Nick Preston, Fund Manager at Tritax EuroBox plc, added: “Given the enormous and growing demand for industrial and logistics properties from occupiers and investors, combined with ongoing supply constraints, it is understandable that most respondents in both these groups are currently prioritising financial and operational factors. However, the growing sense of a global urgency for action, further strengthened by the recent IPCC report on climate change, is likely to produce a very different ranking of importance for sustainability by occupiers and investors in future editions of our Census. Financial and operational factors will increasingly merge with sustainability priorities and determine the speed at which assets become ‘stranded,’ or obsolete, in the future. The European logistics real estate market is transitioning rapidly from obsolete ‘brown sheds’ to ‘super smart, sustainable, resilient and green big box logistics assets.’”

Business booms as favourable conditions persist across the European logistics and industrial sector

More than half of all respondents in the Census (51.9%) reported increased growth and a further strengthening of their business during the pandemic, with less than a fifth (17.5%), experiencing a decline.

Landowners are overwhelmingly upbeat about the current state of the market, with all respondents in this group being more favourable about business conditions as compared with the previous six months. This is a significantly more positive outlook than for other groups of respondents. Developers and investors came second and third respectively, followed by occupiers. Only 16.5% of occupiers are reporting business as being ‘somewhat more difficult’ and 4.9% ‘much more difficult.’

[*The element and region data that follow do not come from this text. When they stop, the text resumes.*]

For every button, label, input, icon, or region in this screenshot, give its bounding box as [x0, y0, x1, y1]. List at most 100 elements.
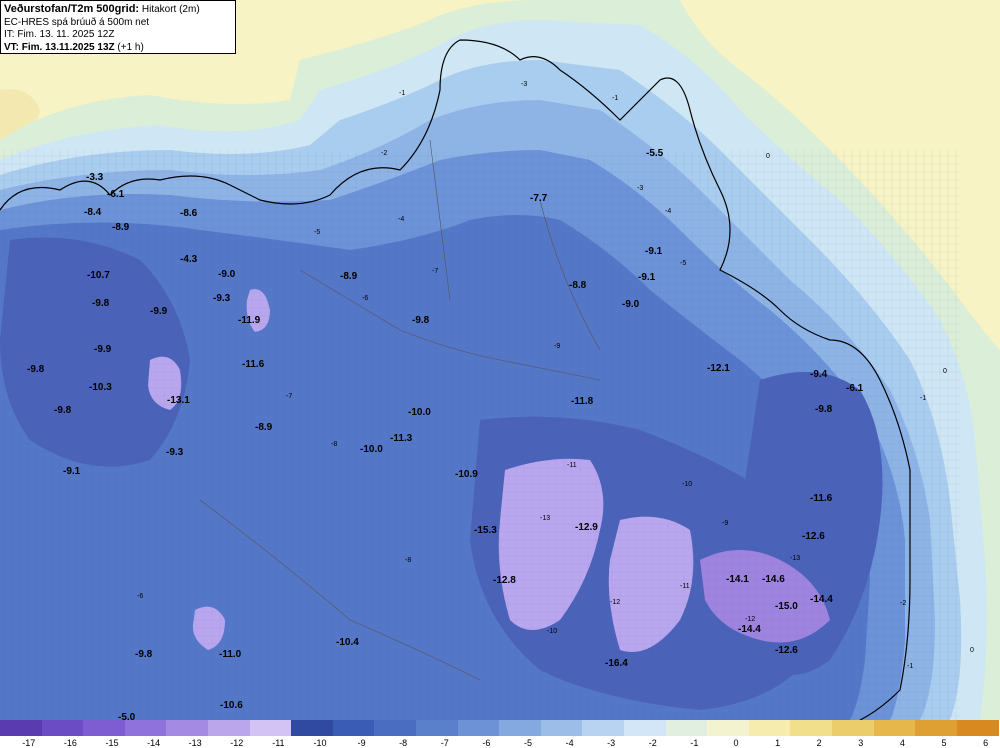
isoline-label: -8	[405, 557, 411, 564]
color-scale-swatch	[0, 720, 43, 736]
isoline-label: -9	[554, 343, 560, 350]
isoline-label: -1	[920, 395, 926, 402]
temp-label: -9.9	[150, 306, 168, 317]
temp-label: -14.6	[762, 574, 785, 585]
temp-label: -5.0	[118, 712, 136, 720]
color-scale-label: 5	[941, 738, 947, 748]
isoline-label: -4	[398, 216, 404, 223]
temp-label: -12.9	[575, 522, 598, 533]
temp-label: -8.6	[180, 208, 198, 219]
isoline-label: -11	[567, 462, 577, 469]
temperature-map: -3.3 -6.1 -8.4 -8.9 -10.7 -9.8 -9.9 -9.9…	[0, 0, 1000, 720]
color-scale-swatch	[291, 720, 334, 736]
valid-time-bold: VT: Fim. 13.11.2025 13Z	[4, 41, 115, 53]
temp-label: -8.8	[569, 280, 587, 291]
temp-label: -9.8	[54, 405, 72, 416]
color-scale-swatch	[374, 720, 417, 736]
isoline-label: -13	[790, 555, 800, 562]
temp-label: -3.3	[86, 172, 104, 183]
isoline-label: -8	[331, 441, 337, 448]
color-scale-label: -16	[63, 738, 77, 748]
color-scale-swatch	[832, 720, 875, 736]
color-scale-label: 0	[733, 738, 739, 748]
color-scale-swatch	[166, 720, 209, 736]
color-scale-label: -17	[22, 738, 36, 748]
color-scale-swatch	[873, 720, 916, 736]
color-scale-swatch	[956, 720, 999, 736]
temp-label: -13.1	[167, 395, 190, 406]
temp-label: -9.8	[412, 315, 430, 326]
temp-label: -10.6	[220, 700, 243, 711]
temp-label: -9.0	[622, 299, 640, 310]
isoline-label: -2	[381, 150, 387, 157]
temp-label: -12.6	[775, 645, 798, 656]
color-scale-label: -13	[188, 738, 202, 748]
isoline-label: -10	[547, 628, 557, 635]
temp-label: -9.8	[92, 298, 110, 309]
isoline-label: -1	[612, 95, 618, 102]
isoline-label: -12	[745, 616, 755, 623]
color-scale-label: -15	[105, 738, 119, 748]
isoline-label: -13	[540, 515, 550, 522]
temp-label: -15.3	[474, 525, 497, 536]
color-scale-label: -11	[272, 738, 285, 748]
temp-label: -9.1	[645, 246, 663, 257]
temp-label: -9.8	[815, 404, 833, 415]
color-scale-swatch	[499, 720, 542, 736]
color-scale-swatch	[41, 720, 84, 736]
temp-label: -8.9	[112, 222, 130, 233]
map-title-rest: Hitakort (2m)	[141, 4, 200, 15]
color-scale-label: -6	[482, 738, 491, 748]
isoline-label: 0	[970, 647, 974, 654]
color-scale-swatch	[208, 720, 251, 736]
valid-time-line: VT: Fim. 13.11.2025 13Z (+1 h)	[4, 42, 232, 55]
temp-label: -9.3	[166, 447, 184, 458]
color-scale-swatch	[332, 720, 375, 736]
isoline-label: -5	[314, 229, 320, 236]
isoline-label: -5	[680, 260, 686, 267]
temp-label: -11.0	[219, 649, 242, 660]
color-scale-swatch	[582, 720, 625, 736]
color-scale-label: -5	[523, 738, 533, 748]
color-scale-swatch	[915, 720, 958, 736]
color-scale-swatch	[124, 720, 167, 736]
color-scale-label: 1	[775, 738, 781, 748]
color-scale-swatch	[540, 720, 583, 736]
temp-label: -9.0	[218, 269, 236, 280]
color-scale-swatch	[457, 720, 500, 736]
temp-label: -12.6	[802, 531, 825, 542]
isoline-label: -4	[665, 208, 671, 215]
temp-label: -10.0	[408, 407, 431, 418]
temp-label: -8.4	[84, 207, 102, 218]
color-scale-swatch	[249, 720, 292, 736]
color-scale-label: -12	[230, 738, 244, 748]
temp-label: -10.3	[89, 382, 112, 393]
color-scale-swatch	[790, 720, 833, 736]
color-scale-label: -3	[607, 738, 616, 748]
temp-label: -4.3	[180, 254, 198, 265]
temp-label: -11.3	[390, 433, 413, 444]
color-scale-swatch	[707, 720, 750, 736]
temp-label: -8.9	[340, 271, 358, 282]
temp-label: -9.8	[27, 364, 45, 375]
color-scale-label: 6	[983, 738, 989, 748]
temp-label: -11.8	[571, 396, 594, 407]
isoline-label: -3	[521, 81, 527, 88]
model-line: EC-HRES spá brúuð á 500m net	[4, 16, 150, 28]
color-scale-swatch	[416, 720, 459, 736]
color-scale-swatch	[83, 720, 126, 736]
temp-label: -10.7	[87, 270, 110, 281]
isoline-label: -11	[680, 583, 690, 590]
temp-label: -14.1	[726, 574, 749, 585]
color-scale-label: -7	[440, 738, 449, 748]
color-scale-label: -1	[690, 738, 699, 748]
temp-label: -10.4	[336, 637, 359, 648]
temp-label: -10.9	[455, 469, 478, 480]
temp-label: -6.1	[107, 189, 125, 200]
temp-label: -10.0	[360, 444, 383, 455]
temp-label: -9.1	[638, 272, 656, 283]
color-scale-label: -4	[565, 738, 574, 748]
color-scale-label: -14	[147, 738, 161, 748]
isoline-label: -12	[610, 599, 620, 606]
temp-label: -6.1	[846, 383, 864, 394]
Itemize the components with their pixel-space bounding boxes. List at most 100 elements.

Lessons learned from the pandemic are expected to support the long-term positive structural shifts in the European logistics property industry, with the most significant expected to be the shortening, or ‘re-shoring,’ of supply chains to mitigate risks (18% of all respondents). Related to this was the predicted increase in the quantity of stock held (15.3%) and a reduction in reliance on foreign imported materials (12.8%). More staff working from home (16.2%) and increased capacity to facilitate online sales/business (16%) rank as the second and third most anticipated changes stemming from the pandemic.

The key current concern for nearly a quarter of occupiers is rising operational costs (23.8%), followed by issues relating to constrained logistics real estate supply relative to growing demand, including, in order of ranking: increased customer demand for delivery (21.5%); availability of warehouse space (18.2%); more online purchases (14.4%); availability of labour (13.3%); managing international trade (12.7%); end consumer price issues (12.2%); the pace of change towards new retail channels (10.5%); the state of the retail market (9.9%); and economic uncertainty driven by Covid 19 (9.9%).

Kevin Mofid, Head of Industrial Research, at Savills, concluded: “The outcomes of the first pan-European Census of market sentiment in the industrial and logistics real estate sector are closely aligned with what the underlying data tells us. We are in the midde of an unprecedented long-term structural market shift in the European logistics market, turbo-charged by the surge in ecommerce volumes during the Covid-19 pandemic and this shows few signs of slowing anytime soon.”